Much as I admire and respect the effort, this is a lot of money and time to get a set of subpar OJs. But… Negative Nancy aside there are places in the world that getting skateboard components is difficult (Iran, Cuba, etc) where I could fathom this being a solution.
Doing something very similar for an industrial product I’ve developed at work. Except I’m casting silicone (shore A25) ‘wheels’ (not actual wheels but similar mechanical properties).
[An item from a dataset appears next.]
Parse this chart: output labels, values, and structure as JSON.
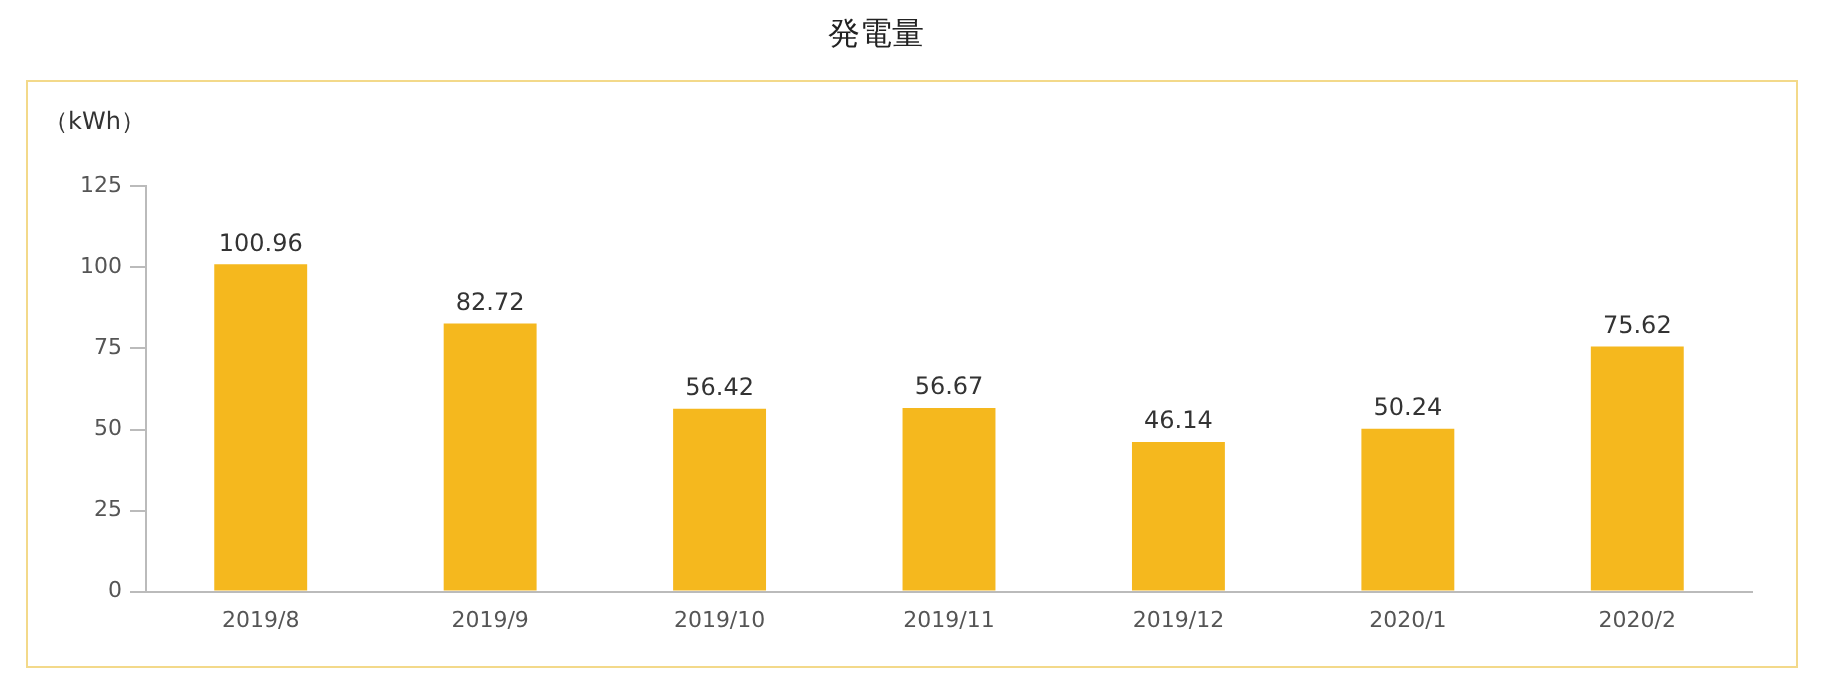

Works perfectly using a PLA mold. The FDM texture is just an added bonus for this product 🤓
“The core of each wheel is actually 3D printed from PETG, which should give it pretty reasonable impact resistance.”
Yea, kinda like:

Haha, after becoming curious about making my own caster wheels the other week, I found this fantastic thread for electric skateboard wheel casting; https://electric-skateboard.builders/t/diy-wheel-casting/6546
Tl;dr Use a silicone mold for the actual wheels, but 3d print a mold to pour the silicone mold around
“should a set of homemade wheels fail at speed, it could go rather poorly for the rider”
This immediately brought the skateboarding kid from It to mind–“you can’t be careful on a skateboard.” This is a good bit of work. I’m glad Gregg weighed in, or my ignorance would have let me believe it was a great bit of work. Seems like a great start, can’t wait to see the next iteration show up here.